June 24, 2018 | 7:36 pm By Bienvenido S.
Oplas, Jr.
The Electric
Power Industry Reform Act (EPIRA) of 2001 or RA 9136 was among the most
important pro-market reforms in the Philippines. Before that law, the
government-owned National Power Corporation (NPC) was the single-biggest debtor
agency and the single-biggest deficit generator, fiscally bleeding the
taxpayers while providing unreliable power supply.
EPIRA has significantly
changed this, moving away from a state monopoly to a competitive sector with
dozens of competing players in power generation alone. Competition can pressure
price declines overall while improving electricity supply quality and
reliability.
Yet many sectors still
glamorize that dark era of state monopoly and endless fiscal deficits. They
complain of “continuously rising” electricity prices and then blame EPIRA.
Electricity prices are
rising, true.
And while they
occasionally spike, the general trend is a price decline.
When prices look
“unaffordable” for some, people should realize that the monthly electricity
bill contains about a dozen items. These include generation, distribution, and
transmission charges — the three costliest items — as well as supply,
universal, system loss, and metering charges. The bill also covers VAT and feed
in tariffs and so on.
After EPIRA was passed,
focus was placed on the privatization of NPC power plants, not in the
construction of new ones.
As a result, the
country’s installed capacity has hardly improved, from 14.7 GW in 2002 to 15.1
GW in 2003, 15.6 GW in 2009.
Significant capacity
additions occurred only in 2010 with 16.4 GW, then 2012 with 17.0 GW, then in
2014 with 17.9 GW, 2015 with 18.8 GW, big jump in 2016 with 21.4 GW then in
2017 with 22.7 GW.
These numbers show the
following:
One, installed capacity
from 1991 to 2001 — the decade before EPIRA — expanded twice but power
generation expanded only by 1.8 times. This suggests low productivity and
efficiency under the NPC.
Two, capacity from 2001
to 2011 (EPIRA’s first decade) has expanded only 1.2 times but power generation
expansion was 1.8 times. This means the private owners of NPC-privatized power
plants were more efficient in optimizing the capacity and efficiency of those
plants.
Three, from 2011 to
2017 (last six years), power generation has expanded 1.4 times in lock step
with installed capacity despite the fact that many capacity additions were from
intermittent, unstable renewables with low capacity factors like wind and
solar. This shows again higher efficiency and lower prices by private players.
Fast expansion in power
generation means fast expansion in power consumption and electricity prices are
more affordable so the people use more electricity. And this debunks the claim
by anti-EPIRA groups that electricity prices are “continuously rising.”

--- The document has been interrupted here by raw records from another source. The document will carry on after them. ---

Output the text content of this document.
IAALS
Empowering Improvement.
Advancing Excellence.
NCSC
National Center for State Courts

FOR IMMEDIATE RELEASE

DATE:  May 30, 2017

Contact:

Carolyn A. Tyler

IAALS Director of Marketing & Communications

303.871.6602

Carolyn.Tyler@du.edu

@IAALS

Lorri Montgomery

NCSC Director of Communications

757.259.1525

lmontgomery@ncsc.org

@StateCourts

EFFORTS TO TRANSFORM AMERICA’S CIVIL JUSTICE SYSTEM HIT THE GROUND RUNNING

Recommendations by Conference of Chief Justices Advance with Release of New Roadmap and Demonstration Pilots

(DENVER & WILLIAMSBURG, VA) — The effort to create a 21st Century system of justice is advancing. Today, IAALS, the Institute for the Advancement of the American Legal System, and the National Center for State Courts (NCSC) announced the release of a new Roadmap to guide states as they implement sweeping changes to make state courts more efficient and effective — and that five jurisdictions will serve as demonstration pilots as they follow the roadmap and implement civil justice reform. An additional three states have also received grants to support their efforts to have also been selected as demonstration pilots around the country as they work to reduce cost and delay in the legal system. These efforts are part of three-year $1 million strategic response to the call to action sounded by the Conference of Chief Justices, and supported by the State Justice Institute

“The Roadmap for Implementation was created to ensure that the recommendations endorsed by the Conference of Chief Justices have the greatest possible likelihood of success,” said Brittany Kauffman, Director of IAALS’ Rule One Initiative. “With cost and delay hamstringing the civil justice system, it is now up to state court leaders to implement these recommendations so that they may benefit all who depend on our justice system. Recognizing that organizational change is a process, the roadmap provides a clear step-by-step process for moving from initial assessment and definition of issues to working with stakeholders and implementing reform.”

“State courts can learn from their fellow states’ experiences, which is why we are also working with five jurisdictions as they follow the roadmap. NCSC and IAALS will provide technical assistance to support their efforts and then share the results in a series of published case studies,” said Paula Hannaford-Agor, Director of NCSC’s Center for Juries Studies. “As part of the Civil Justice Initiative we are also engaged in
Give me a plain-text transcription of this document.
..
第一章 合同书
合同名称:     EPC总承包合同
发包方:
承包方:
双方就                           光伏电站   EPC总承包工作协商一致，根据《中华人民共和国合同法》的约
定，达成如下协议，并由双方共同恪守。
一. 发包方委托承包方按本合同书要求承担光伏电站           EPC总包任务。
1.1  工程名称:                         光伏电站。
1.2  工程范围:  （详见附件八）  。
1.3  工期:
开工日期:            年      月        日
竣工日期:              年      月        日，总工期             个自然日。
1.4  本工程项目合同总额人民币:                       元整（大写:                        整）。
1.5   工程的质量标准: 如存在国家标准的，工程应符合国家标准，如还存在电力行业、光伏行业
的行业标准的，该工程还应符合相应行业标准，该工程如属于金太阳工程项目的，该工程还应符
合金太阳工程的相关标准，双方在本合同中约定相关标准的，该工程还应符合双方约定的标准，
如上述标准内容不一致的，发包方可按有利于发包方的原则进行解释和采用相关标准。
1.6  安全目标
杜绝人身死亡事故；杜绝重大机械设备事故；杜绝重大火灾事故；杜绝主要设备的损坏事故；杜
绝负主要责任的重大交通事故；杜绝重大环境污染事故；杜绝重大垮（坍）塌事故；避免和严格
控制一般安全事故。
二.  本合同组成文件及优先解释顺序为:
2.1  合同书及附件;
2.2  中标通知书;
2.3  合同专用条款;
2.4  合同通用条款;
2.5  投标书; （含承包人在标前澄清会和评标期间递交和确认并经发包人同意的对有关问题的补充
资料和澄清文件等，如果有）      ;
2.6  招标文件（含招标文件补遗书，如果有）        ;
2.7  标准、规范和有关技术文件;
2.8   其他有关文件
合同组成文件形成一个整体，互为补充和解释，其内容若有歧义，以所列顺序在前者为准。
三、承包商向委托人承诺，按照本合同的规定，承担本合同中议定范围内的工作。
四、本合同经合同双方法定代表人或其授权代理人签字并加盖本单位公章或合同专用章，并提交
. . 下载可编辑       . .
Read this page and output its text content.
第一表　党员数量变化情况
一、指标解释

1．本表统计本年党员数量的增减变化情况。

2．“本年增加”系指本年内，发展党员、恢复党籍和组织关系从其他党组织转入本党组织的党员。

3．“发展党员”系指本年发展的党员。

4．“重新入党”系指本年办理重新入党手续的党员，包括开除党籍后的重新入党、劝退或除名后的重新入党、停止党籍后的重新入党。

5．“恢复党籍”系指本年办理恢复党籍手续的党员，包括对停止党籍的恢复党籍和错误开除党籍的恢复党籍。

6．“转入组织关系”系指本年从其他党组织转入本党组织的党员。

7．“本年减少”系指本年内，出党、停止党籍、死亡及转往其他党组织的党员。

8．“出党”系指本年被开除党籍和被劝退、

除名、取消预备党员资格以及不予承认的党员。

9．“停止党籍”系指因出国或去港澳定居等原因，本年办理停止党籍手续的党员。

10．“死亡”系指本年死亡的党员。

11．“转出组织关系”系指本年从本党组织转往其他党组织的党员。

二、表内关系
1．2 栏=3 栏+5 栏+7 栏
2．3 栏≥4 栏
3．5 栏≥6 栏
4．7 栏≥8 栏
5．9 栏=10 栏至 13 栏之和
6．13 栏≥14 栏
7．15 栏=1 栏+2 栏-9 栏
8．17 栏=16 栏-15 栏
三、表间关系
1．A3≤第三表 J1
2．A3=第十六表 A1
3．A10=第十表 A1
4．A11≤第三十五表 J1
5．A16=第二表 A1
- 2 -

AN INDEPENDENT MARKET OPERATOR, FINALLY
Meanwhile, this Monday, June 25 the Philippine Electricity Market Corporation (PEMC) will hold a press briefing after the PEMC annual membership meeting. The event will include the election of a new set of PEM Board of Directors and handover of market operations and governance functions from the DOE to the new PEM Board.
Meanwhile, this Monday, June 25 the Philippine Electricity Market Corporation (PEMC) will hold a press briefing after the PEMC annual membership meeting. The event will include the election of a new set of PEM Board of Directors and handover of market operations and governance functions from the DOE to the new PEM Board.
This will be a very
significant event for two reasons.
One, the creation of
the Independent Market Operator (IMO) as specified in EPIRA will become a
reality after 15 years of foot-dragging by the DOE. Rules of the Wholesale
Electricity Spot Market (WESM) were promulgated in 2002 and the PEMC was
incorporated one year later. The PEMC was designated by the DOE as the
Autonomous Group Market Operator (AGMO) in 2004.
Two, the PEMC will
become a real independent market operator (IMO) and not a DOE-designated AGMO.
Chairmanship of PEMC will be held by one of the WESM players and will not come
from government. This will be a first time since PEMC was created in 2003 or
after 15 years.
Under the previous
administrations, it may be argued that the DOE partially violated the EPIRA
because it made PEMC as government-dependent market operator. So now this
anomaly will be corrected.
DoE will still have regulatory
power over the IMO through the issuance of related Department Administrative
Orders, Memo and Circulars, and via the Energy Regulatory Commission (ERC).